3. In taxable account, capital gains' tax rate is half of withdrawal from RRSP
5. Therefore taxable account is better off than RRSP for holding Canadian Index ETF.

There are problems with the above arguments:
- RRSP is invested with pre-taxed dollars, taxable account is invested with after-tax dollars.
- tax deferred compound dividend in RRSP
- eligible dividend tax credits in taxable account
- differing tax rates during my earning years and withdrawl years
- opportunity cost of locking up funds in a RRSP
- who knows what the tax rates will be like when I withdraw in 35 years?
- what about US and other international ETFs?
- foreign dividends in RRSP vs taxable account is a whole other can of worms.
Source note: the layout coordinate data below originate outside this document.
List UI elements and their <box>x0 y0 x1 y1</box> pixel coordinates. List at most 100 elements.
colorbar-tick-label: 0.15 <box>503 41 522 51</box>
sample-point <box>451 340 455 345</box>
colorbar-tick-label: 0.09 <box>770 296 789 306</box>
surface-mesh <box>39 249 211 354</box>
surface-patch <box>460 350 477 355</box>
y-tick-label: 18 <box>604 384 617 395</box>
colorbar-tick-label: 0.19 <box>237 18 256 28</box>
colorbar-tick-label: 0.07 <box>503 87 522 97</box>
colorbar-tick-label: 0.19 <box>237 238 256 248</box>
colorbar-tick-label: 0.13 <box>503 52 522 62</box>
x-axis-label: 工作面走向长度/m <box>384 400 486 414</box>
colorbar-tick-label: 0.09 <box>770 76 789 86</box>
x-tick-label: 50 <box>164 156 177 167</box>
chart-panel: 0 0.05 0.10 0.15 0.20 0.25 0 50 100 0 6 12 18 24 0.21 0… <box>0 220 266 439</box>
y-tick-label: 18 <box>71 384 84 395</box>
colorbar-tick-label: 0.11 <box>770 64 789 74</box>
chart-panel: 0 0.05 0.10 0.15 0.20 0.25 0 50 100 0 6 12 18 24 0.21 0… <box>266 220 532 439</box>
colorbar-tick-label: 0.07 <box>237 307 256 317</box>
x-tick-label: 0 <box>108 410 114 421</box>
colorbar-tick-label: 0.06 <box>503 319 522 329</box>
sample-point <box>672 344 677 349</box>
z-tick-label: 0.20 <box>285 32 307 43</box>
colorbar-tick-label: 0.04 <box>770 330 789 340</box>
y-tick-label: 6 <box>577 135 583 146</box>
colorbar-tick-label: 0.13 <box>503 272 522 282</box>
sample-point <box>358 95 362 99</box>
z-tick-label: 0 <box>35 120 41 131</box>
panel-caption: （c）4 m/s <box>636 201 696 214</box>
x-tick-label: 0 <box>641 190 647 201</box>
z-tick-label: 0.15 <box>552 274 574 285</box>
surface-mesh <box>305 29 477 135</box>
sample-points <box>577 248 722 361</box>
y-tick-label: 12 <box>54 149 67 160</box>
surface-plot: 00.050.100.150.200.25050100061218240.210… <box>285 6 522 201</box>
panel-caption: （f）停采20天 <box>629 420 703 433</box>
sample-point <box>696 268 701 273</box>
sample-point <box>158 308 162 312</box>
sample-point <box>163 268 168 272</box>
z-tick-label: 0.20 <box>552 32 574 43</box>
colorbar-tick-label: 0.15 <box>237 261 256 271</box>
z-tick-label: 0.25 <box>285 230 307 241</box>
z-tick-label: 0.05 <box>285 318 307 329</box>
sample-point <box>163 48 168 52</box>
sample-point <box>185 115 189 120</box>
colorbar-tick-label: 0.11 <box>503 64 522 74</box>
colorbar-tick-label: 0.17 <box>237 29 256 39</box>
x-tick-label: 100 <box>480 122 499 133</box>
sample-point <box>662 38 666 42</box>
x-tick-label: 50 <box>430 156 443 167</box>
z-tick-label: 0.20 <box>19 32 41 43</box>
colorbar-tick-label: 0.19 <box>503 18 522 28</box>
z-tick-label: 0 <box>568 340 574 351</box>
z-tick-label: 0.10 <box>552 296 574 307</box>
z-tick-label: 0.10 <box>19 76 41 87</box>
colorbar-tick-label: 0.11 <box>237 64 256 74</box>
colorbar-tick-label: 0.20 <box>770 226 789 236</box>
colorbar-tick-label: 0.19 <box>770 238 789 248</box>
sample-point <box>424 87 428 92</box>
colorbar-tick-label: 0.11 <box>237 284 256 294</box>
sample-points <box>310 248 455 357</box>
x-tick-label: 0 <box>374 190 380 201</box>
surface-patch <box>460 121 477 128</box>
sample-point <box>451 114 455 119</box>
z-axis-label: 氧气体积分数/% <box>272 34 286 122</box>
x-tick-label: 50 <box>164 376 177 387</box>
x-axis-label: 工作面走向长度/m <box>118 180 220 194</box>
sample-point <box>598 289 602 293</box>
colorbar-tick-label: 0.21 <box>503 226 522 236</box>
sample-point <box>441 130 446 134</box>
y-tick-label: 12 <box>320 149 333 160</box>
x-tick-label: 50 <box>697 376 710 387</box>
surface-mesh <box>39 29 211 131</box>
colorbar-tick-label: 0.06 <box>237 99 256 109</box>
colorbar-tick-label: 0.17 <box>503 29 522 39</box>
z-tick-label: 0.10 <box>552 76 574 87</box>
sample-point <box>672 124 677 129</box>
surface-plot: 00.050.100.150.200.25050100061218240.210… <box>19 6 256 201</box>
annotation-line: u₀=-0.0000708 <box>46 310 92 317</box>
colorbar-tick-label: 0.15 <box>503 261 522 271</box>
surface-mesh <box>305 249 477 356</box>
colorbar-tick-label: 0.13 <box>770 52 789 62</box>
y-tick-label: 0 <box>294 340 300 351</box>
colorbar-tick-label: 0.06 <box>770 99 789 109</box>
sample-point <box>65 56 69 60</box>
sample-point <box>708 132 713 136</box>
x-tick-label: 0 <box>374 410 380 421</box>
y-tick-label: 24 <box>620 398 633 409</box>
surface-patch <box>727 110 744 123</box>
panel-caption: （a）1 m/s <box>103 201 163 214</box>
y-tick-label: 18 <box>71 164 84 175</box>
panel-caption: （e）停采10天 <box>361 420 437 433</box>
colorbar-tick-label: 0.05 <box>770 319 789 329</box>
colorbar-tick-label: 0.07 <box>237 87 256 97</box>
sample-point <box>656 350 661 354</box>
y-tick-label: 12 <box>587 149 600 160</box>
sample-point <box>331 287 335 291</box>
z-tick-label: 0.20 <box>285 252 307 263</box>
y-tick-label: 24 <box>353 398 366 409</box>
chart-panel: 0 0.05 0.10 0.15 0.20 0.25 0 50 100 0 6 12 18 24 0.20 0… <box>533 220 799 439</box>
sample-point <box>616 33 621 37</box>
I intend to actually crunch the numbers in a spreadsheet to figure this out, once I've figured out the applicable tax rates and all.

I'd welcome input to my dilemma here.


----------



## Cal (Jun 17, 2009)

'RRSP is invested with pre-taxed dollars, taxable account is invested with after-tax dollars.'

I would say that you use after tax dollars to make boith investments.

Edit: My bad, you pay in after tax dollars, but get tax credit for investment, so it is after tax dollars....I blame my initial thinking on the heat. 


'opportunity cost of locking up funds in a RRSP'

You can still buy and sell within an RRSP if you want. Making one investment inside your RRSP doesn't mean that you have to miss out on another.

I would also add that the RRSP is a advantagous way to reduce income taxes payable.


----------



## andrewf (Mar 1, 2010)

Nope. RRSPs are pre-tax. Otherwise you'd be double taxed upon withdrawal.


----------



## slacker (Mar 8, 2010)

Yes, I think the pre-tax vs post-tax is the key advantage of RRSP in general. You get more amount of dollars invested earlier, and in theory over the long term, should be an unbeatable advantage compared to taxable.

I'll still crunch through the numbers to find out for sure though.


----------



## OhGreatGuru (May 24, 2009)

slacker said:


> Hi all,
> 
> I have been pondering...
> 
> ...


This has nothing to do with couch potato. It's a question about whether it is worthwhile holding equity in any form in an RRSP (as opposed to outside of it). There are plenty of threads on this. If you avoid equity, you considerably limit the prospects for ROI (although there are a few fixed income devotees who will argue that point.) But ask yourself; are you better able to pay the taxes on your investments while you are still paying a mortgage, raising the kids, and paying for their education? Or will you be better able to pay the taxes on your investments after the house is paid off, and the kids have move out?

Also, for most people it is not a choice between investing inside or outside their RRSP; it is a choice between investing inside their RRSP or not at all.


----------